Osaka’s first U.S. Open win was marked by its circumstances: her emotional 2018 match against Serena Williams, and questions about the referee’s treatment of Williams during play. This victory also comes with its own unique context—though this time shaped by events transpiring far beyond Arthur Ashe stadium.
Osaka, as we’ve followed throughout the Open, wore the names of Black people killed by police on her face masks throughout her seven matches, starting with Breonna Taylor and ending with Tamir Rice. The athlete, who has become one of the most vocal voices in sports for the Black Lives Matter movement, fought for victories on the court months after history-making nationwide protests and during a pandemic, without crowds in the stands to cheer her on. Still, she deftly turned attention back to the cause.

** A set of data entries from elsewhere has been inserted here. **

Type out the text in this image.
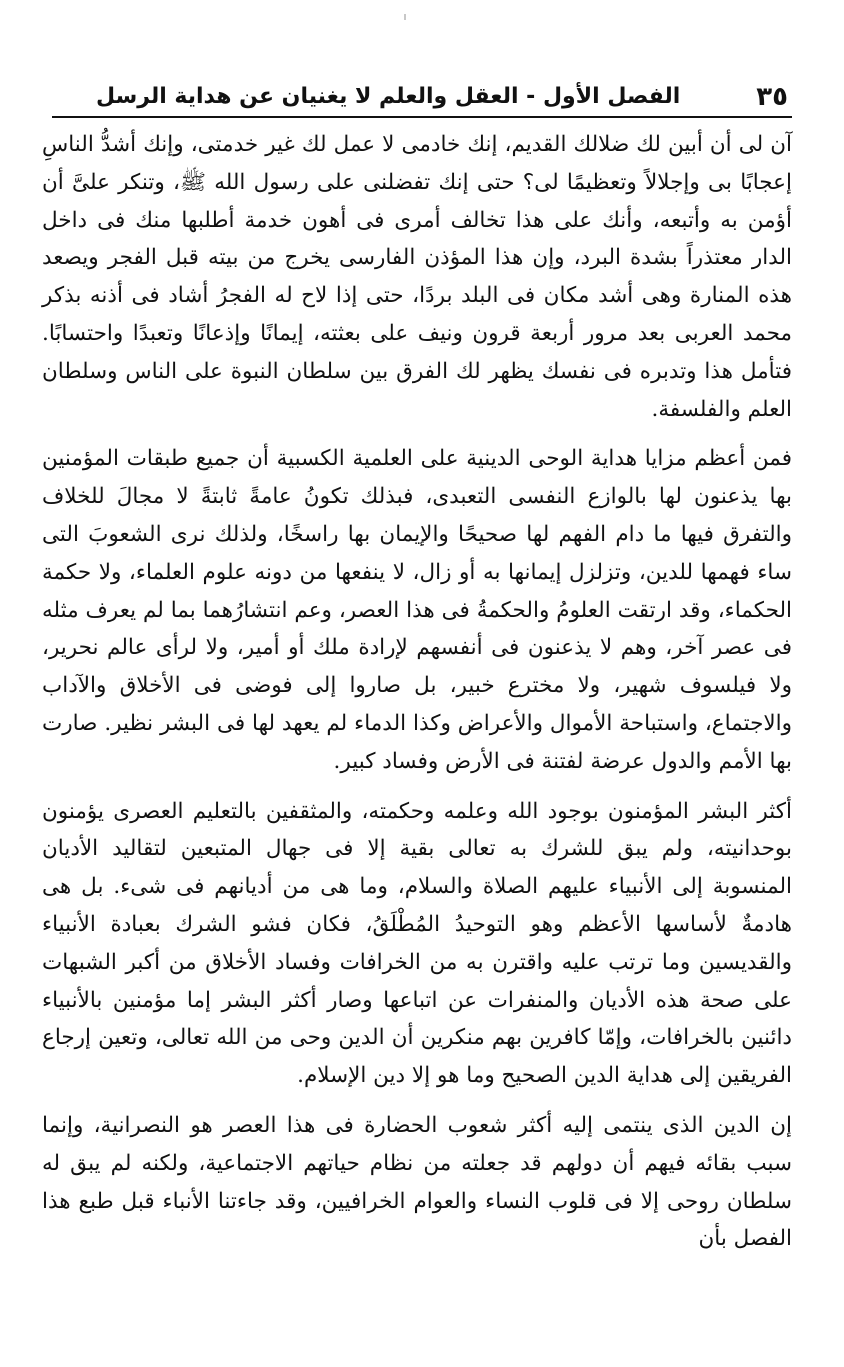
٣٥
الفصل الأول - العقل والعلم لا يغنيان عن هداية الرسل

آن لى أن أبين لك ضلالك القديم، إنك خادمى لا عمل لك غير خدمتى، وإنك أشدُّ الناسِ إعجابًا بى وإجلالاً وتعظيمًا لى؟ حتى إنك تفضلنى على رسول الله ﷺ، وتنكر علىَّ أن أؤمن به وأتبعه، وأنك على هذا تخالف أمرى فى أهون خدمة أطلبها منك فى داخل الدار معتذراً بشدة البرد، وإن هذا المؤذن الفارسى يخرج من بيته قبل الفجر ويصعد هذه المنارة وهى أشد مكان فى البلد بردًا، حتى إذا لاح له الفجرُ أشاد فى أذنه بذكر محمد العربى بعد مرور أربعة قرون ونيف على بعثته، إيمانًا وإذعانًا وتعبدًا واحتسابًا. فتأمل هذا وتدبره فى نفسك يظهر لك الفرق بين سلطان النبوة على الناس وسلطان العلم والفلسفة.

فمن أعظم مزايا هداية الوحى الدينية على العلمية الكسبية أن جميع طبقات المؤمنين بها يذعنون لها بالوازع النفسى التعبدى، فبذلك تكونُ عامةً ثابتةً لا مجالَ للخلاف والتفرق فيها ما دام الفهم لها صحيحًا والإيمان بها راسخًا، ولذلك نرى الشعوبَ التى ساء فهمها للدين، وتزلزل إيمانها به أو زال، لا ينفعها من دونه علوم العلماء، ولا حكمة الحكماء، وقد ارتقت العلومُ والحكمةُ فى هذا العصر، وعم انتشارُهما بما لم يعرف مثله فى عصر آخر، وهم لا يذعنون فى أنفسهم لإرادة ملك أو أمير، ولا لرأى عالم نحرير، ولا فيلسوف شهير، ولا مخترع خبير، بل صاروا إلى فوضى فى الأخلاق والآداب والاجتماع، واستباحة الأموال والأعراض وكذا الدماء لم يعهد لها فى البشر نظير. صارت بها الأمم والدول عرضة لفتنة فى الأرض وفساد كبير.

أكثر البشر المؤمنون بوجود الله وعلمه وحكمته، والمثقفين بالتعليم العصرى يؤمنون بوحدانيته، ولم يبق للشرك به تعالى بقية إلا فى جهال المتبعين لتقاليد الأديان المنسوبة إلى الأنبياء عليهم الصلاة والسلام، وما هى من أديانهم فى شىء. بل هى هادمةٌ لأساسها الأعظم وهو التوحيدُ المُطْلَقُ، فكان فشو الشرك بعبادة الأنبياء والقديسين وما ترتب عليه واقترن به من الخرافات وفساد الأخلاق من أكبر الشبهات على صحة هذه الأديان والمنفرات عن اتباعها وصار أكثر البشر إما مؤمنين بالأنبياء دائنين بالخرافات، وإمّا كافرين بهم منكرين أن الدين وحى من الله تعالى، وتعين إرجاع الفريقين إلى هداية الدين الصحيح وما هو إلا دين الإسلام.

إن الدين الذى ينتمى إليه أكثر شعوب الحضارة فى هذا العصر هو النصرانية، وإنما سبب بقائه فيهم أن دولهم قد جعلته من نظام حياتهم الاجتماعية، ولكنه لم يبق له سلطان روحى إلا فى قلوب النساء والعوام الخرافيين، وقد جاءتنا الأنباء قبل طبع هذا الفصل بأن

When asked, “What was the message you wanted to send?” Osaka responded, “What was the message that you got was more the question. I feel like the point is to make people start talking.” On Sunday, the U.S.-based star, who plays for Japan and is also of Haitian heritage, made another powerful statement as she showed gratitude for her win: “I would like to thank my ancestors,” she tweeted, “because every time I remember their blood runs through my veins I am reminded that I cannot lose.”
Osaka’s win also served as yet another reminder of the Williams’ sisters legacy, even as Serena Williams was knocked out in the tournament’s semifinal on Thursday. From the record 13 Black women who competed in this year’s event to the athletes “modeling their style of play on that of Serena and her sister Venus, dominating with grit and panache,” Williams’s impact on the sport—and on the next generation, like Osaka—is bigger than her own records.
And now, thanks not just to this title but to her powerful use of her own voice, Osaka’s own legacy is deservedly and decidedly bigger than the painful victory we watched two years ago.